3 Bottles + a Book: Hoppy Bock, Old Red Barn and Beer Crafts

It’s Wednesday, which means that it’s time for 3 Bottles + a Book. So without further ado, let’s get to it.

The first bottle up is Hoppy Bock Lager from Colorado’s New Belgium Brewing. Now, I don’t know why it’s called a “Bock Lager,” since pretty much by definition bocks are lagers – unless you count Boston Beer’s Triple Bock or ales brewed in Texas and misnamed in order to comply with some of the most ridiculous beer labelling laws in the United States – and I’m sure that some hopheads out there will be equally curious about the “Hoppy” part of the equation, since this is hardly an overtly bitter beer. But one sniff and you’ll understand that this is more about aromatics than bitterness, and that the moniker is apt.

The nose of Hoppy Bock is one of the most attractive I’ve experienced in a bottom-fermented beer for some time, lightly sweet and floral, with some soft herbals and something almost approaching lavender. The start of the body is a tad more benign, with an inauspicious, slightly watery entry, but grows more interesting with every second it sits on the palate, adding first some very light caramel notes, then green herbs and soft florals, followed but a more significant bitterness and a surprisingly dry and quenching finish. There might not be a huge amount about this beer that I associate with the bock style – maibock at a stretch, maybe – but I certainly do find it most enjoyable and admire the complexity of the nose and finish.

Next is a bottle that arrived only this morning, but which I’ve pushed to the top of the tasting queue because, frankly, I’m curious about it and off to Montréal for the Mondial de la Bière tomorrow and so otherwise won’t be able to try it for a week or so. It’s from Winnipeg’s Half Pints Brewing and represents their first adventure into the wacky world of so-called sour beers, influenced, they say, by a “mixed yeast culture” and barrel aged for two years.

Old Red Barn is reddish auburn in colour, with a huge cherry pit aroma combining vanilla with cherry notes and something not necessarily funky, but more old and musty, although not in a bad way. The body is vibrant and quite tart, a little too much so, honestly. (I prefer to call such beers “tart ales” rather than “sour beers” or just “sours,” but this one is making me reconsider my position.) Beneath the tang there is cherry and plum, plus some woody notes, but while the sourness – ahem, tartness – stops well short of the vinegar I’ve experienced in some such beers, it is still beyond the relative finesse of the best of this class of ales.

Shifting gears in a fairly dramatic fashion, bottle number three is Poit Dhubh (“Potch Ghoo”), a blended malt whisky from the Gaelic Whisky Collection. Composed of unspecified whiskies, but said to have Speyside and Islay characteristics, which give you some clues, it is unchillfiltered and aged for 8 years, partly in sherry casks.

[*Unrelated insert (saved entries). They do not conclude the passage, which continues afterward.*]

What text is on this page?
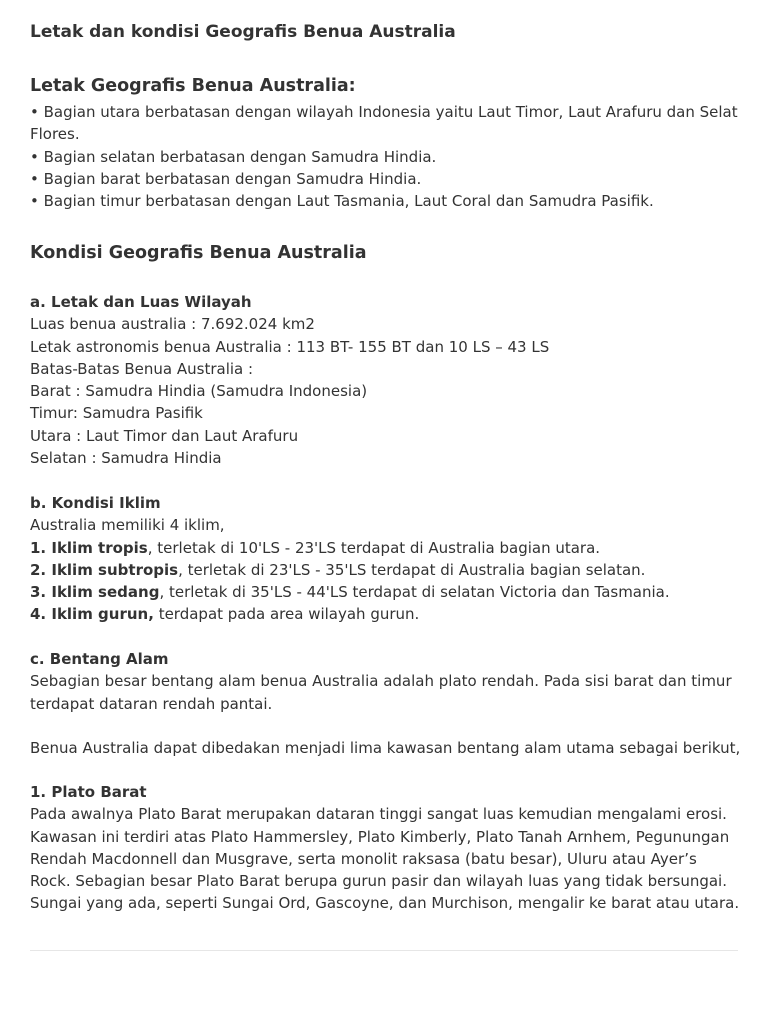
Letak dan kondisi Geografis Benua Australia
Letak Geografis Benua Australia:
• Bagian utara berbatasan dengan wilayah Indonesia yaitu Laut Timor, Laut Arafuru dan Selat Flores.
• Bagian selatan berbatasan dengan Samudra Hindia.
• Bagian barat berbatasan dengan Samudra Hindia.
• Bagian timur berbatasan dengan Laut Tasmania, Laut Coral dan Samudra Pasifik.
Kondisi Geografis Benua Australia
a. Letak dan Luas Wilayah
Luas benua australia : 7.692.024 km2
Letak astronomis benua Australia : 113 BT- 155 BT dan 10 LS – 43 LS
Batas-Batas Benua Australia :
Barat : Samudra Hindia (Samudra Indonesia)
Timur: Samudra Pasifik
Utara : Laut Timor dan Laut Arafuru
Selatan : Samudra Hindia
b. Kondisi Iklim
Australia memiliki 4 iklim,
1. Iklim tropis, terletak di 10'LS - 23'LS terdapat di Australia bagian utara.
2. Iklim subtropis, terletak di 23'LS - 35'LS terdapat di Australia bagian selatan.
3. Iklim sedang, terletak di 35'LS - 44'LS terdapat di selatan Victoria dan Tasmania.
4. Iklim gurun, terdapat pada area wilayah gurun.
c. Bentang Alam
Sebagian besar bentang alam benua Australia adalah plato rendah. Pada sisi barat dan timur terdapat dataran rendah pantai.
Benua Australia dapat dibedakan menjadi lima kawasan bentang alam utama sebagai berikut,
1. Plato Barat
Pada awalnya Plato Barat merupakan dataran tinggi sangat luas kemudian mengalami erosi. Kawasan ini terdiri atas Plato Hammersley, Plato Kimberly, Plato Tanah Arnhem, Pegunungan Rendah Macdonnell dan Musgrave, serta monolit raksasa (batu besar), Uluru atau Ayer’s Rock. Sebagian besar Plato Barat berupa gurun pasir dan wilayah luas yang tidak bersungai. Sungai yang ada, seperti Sungai Ord, Gascoyne, dan Murchison, mengalir ke barat atau utara.
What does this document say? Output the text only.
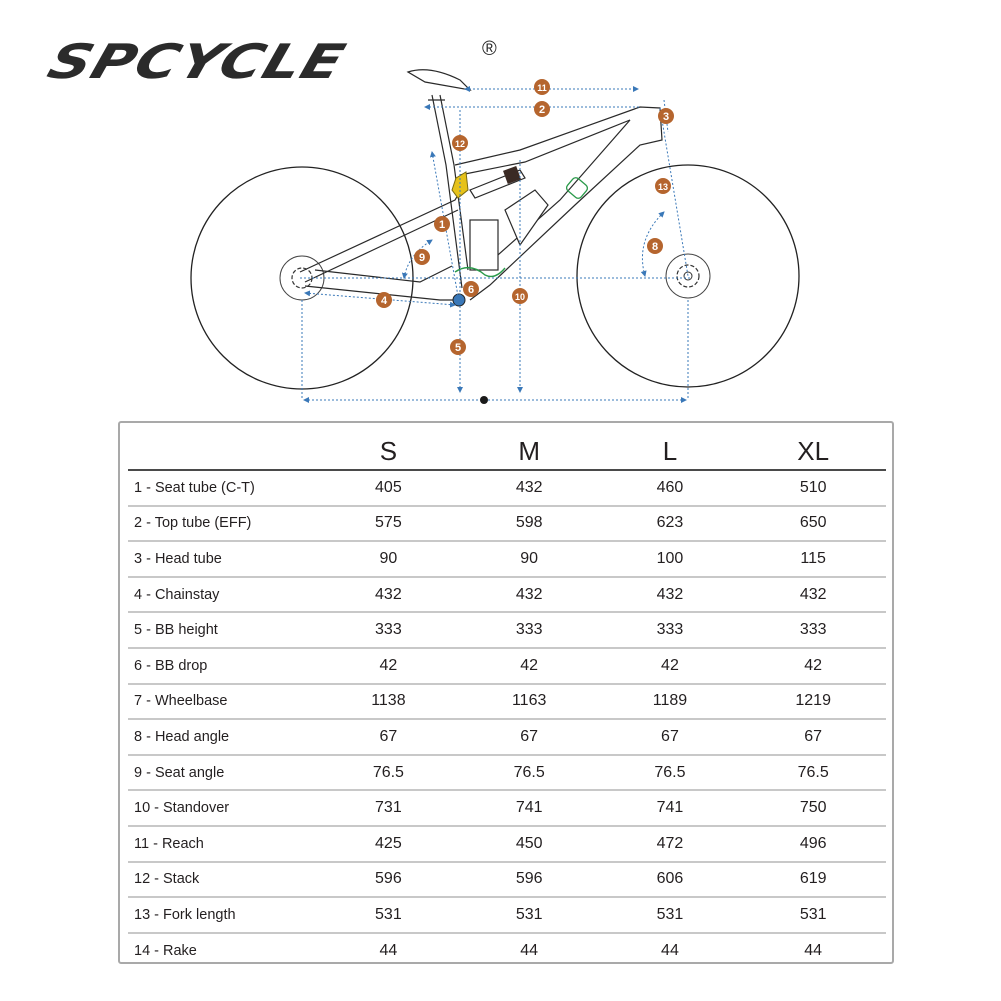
SPCYCLE	®
1
2
3
4
5
6
8
9
10
11
12
13
	S	M	L	XL
1 - Seat tube (C-T)	405	432	460	510
2 - Top tube (EFF)	575	598	623	650
3 - Head tube	90	90	100	115
4 - Chainstay	432	432	432	432
5 - BB height	333	333	333	333
6 - BB drop	42	42	42	42
7 - Wheelbase	1138	1163	1189	1219
8 - Head angle	67	67	67	67
9 - Seat angle	76.5	76.5	76.5	76.5
10 - Standover	731	741	741	750
11 - Reach	425	450	472	496
12 - Stack	596	596	606	619
13 - Fork length	531	531	531	531
14 - Rake	44	44	44	44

The nose sits right where you might think the median between Speyside and Islay might be, a little oily and iodine-ish, but also creamy and a bit floral, caramel making an appearance and a hint of kiwi, as well. The body is slightly on the rough side, as you’d expect of a whisky so relatively immature, but forceful in its personality, with caramel and overripe fruit up front yielding slowly to a seductive smokiness and a dry, almost ashen finish. This is not a massively complex single malt, but at just over half the price of ten year old Ardbeg, it provides budget friendly solace for peatheads. (For Ontario readers, this has arrived, at the LCBO at a price of $52.25.)

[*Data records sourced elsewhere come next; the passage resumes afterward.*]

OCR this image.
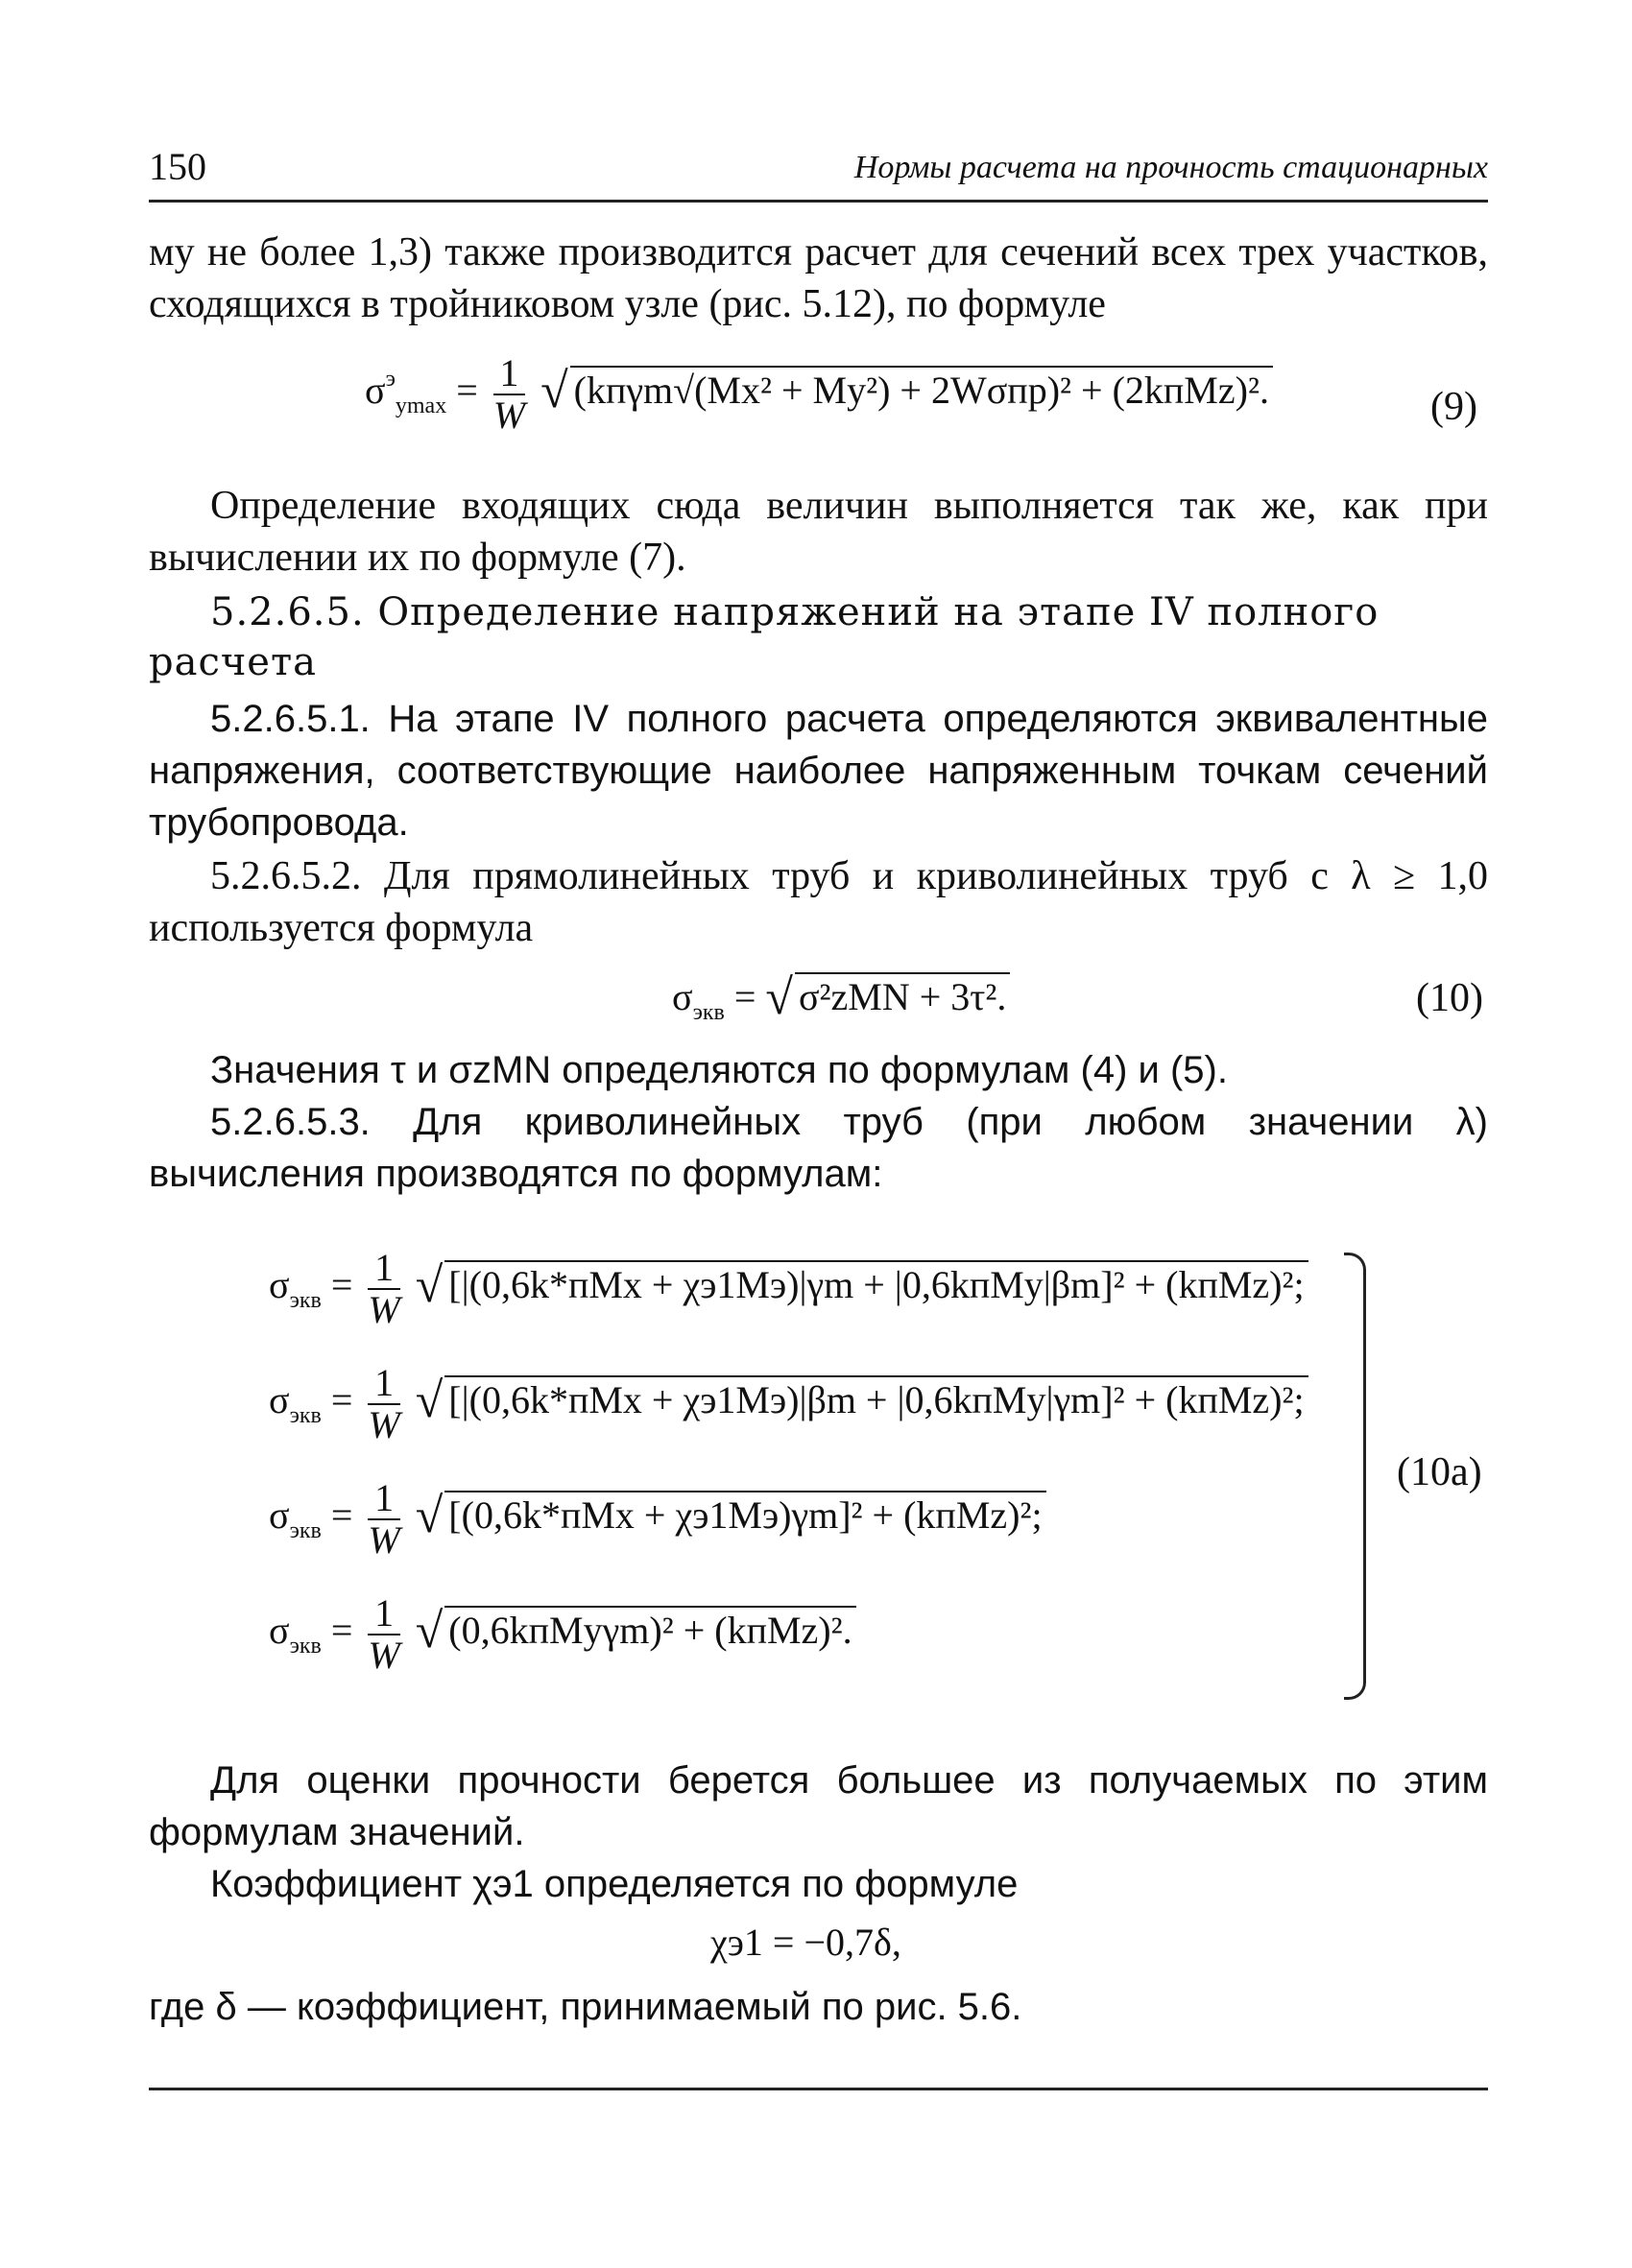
150	Нормы расчета на прочность стационарных
му не более 1,3) также производится расчет для сечений всех трех участков, сходящихся в тройниковом узле (рис. 5.12), по формуле
$\sigma^э_{ymax} = \frac{1}{W}$ √ (kпγm√(Mx² + My²) + 2Wσпр)² + (2kпMz)².	(9)
Определение входящих сюда величин выполняется так же, как при вычислении их по формуле (7).
5.2.6.5. Определение напряжений на этапе IV полного расчета
5.2.6.5.1. На этапе IV полного расчета определяются эквивалентные напряжения, соответствующие наиболее напряженным точкам сечений трубопровода.
5.2.6.5.2. Для прямолинейных труб и криволинейных труб с λ ≥ 1,0 используется формула
$\sigma_{экв}$ = √ σ²zMN + 3τ².	(10)
Значения τ и σzMN определяются по формулам (4) и (5).
5.2.6.5.3. Для криволинейных труб (при любом значении λ) вычисления производятся по формулам:
$\sigma_{экв} = \frac{1}{W}$ √ [|(0,6k*пMx + χэ1Mэ)|γm + |0,6kпMy|βm]² + (kпMz)²;
$\sigma_{экв} = \frac{1}{W}$ √ [|(0,6k*пMx + χэ1Mэ)|βm + |0,6kпMy|γm]² + (kпMz)²;
$\sigma_{экв} = \frac{1}{W}$ √ [(0,6k*пMx + χэ1Mэ)γm]² + (kпMz)²;
$\sigma_{экв} = \frac{1}{W}$ √ (0,6kпMyγm)² + (kпMz)².
(10а)
Для оценки прочности берется большее из получаемых по этим формулам значений.
Коэффициент χэ1 определяется по формуле
χэ1 = −0,7δ,
где δ — коэффициент, принимаемый по рис. 5.6.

Today’s book arrived out of the blue a couple of weeks ago and I must admit that its appearance was not greeted with enthusiasm. Beer Crafts by Shawn Gascoyne-Bowman is all about making artsy, tacky things out of beer paraphernalia, and that is definitely not my thing. But perhaps there’s more to it.

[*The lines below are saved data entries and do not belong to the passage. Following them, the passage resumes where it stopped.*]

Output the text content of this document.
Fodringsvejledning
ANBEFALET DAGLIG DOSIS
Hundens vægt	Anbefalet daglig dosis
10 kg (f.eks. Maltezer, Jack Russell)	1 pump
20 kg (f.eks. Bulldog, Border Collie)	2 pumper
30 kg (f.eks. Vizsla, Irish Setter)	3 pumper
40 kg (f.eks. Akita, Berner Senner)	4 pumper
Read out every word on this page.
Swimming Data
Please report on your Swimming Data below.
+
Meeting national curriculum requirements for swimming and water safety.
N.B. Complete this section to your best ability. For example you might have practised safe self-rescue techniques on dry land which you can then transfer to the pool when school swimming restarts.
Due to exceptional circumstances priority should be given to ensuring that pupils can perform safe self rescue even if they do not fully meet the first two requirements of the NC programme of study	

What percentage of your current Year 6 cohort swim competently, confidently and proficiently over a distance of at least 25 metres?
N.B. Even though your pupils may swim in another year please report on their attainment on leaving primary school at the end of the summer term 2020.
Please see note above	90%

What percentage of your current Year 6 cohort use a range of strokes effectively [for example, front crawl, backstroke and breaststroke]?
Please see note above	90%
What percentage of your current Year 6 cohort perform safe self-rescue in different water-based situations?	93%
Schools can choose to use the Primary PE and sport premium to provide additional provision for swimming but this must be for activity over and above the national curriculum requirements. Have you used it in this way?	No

The back page photo of a PBR carton cowboy hat put me immediately off, as did the first page I turned to, which detailed how to make “Bekki’s Beer Can Crocheted Baseball Cap.” I would not be caught dead wearing either, and neither would I fashion a “Beer Can Lantern” or a “Bottle Cap Headband.” But perhaps you would, in which case you might appreciate the instructions contained within this book, which appear to be fairly detailed and precise, even if some begin with the clichéd “first, open a beer,” apparently to absorb space in what are really pretty basic instructions.

Still, I digress. The bottom line for Beer Crafts is that if you’re the type of person who would make and use or wear stuff make from beer packaging, then you’ll love this book. If you’re not, well, we can chuckle over it all at the pub, but you’re buying.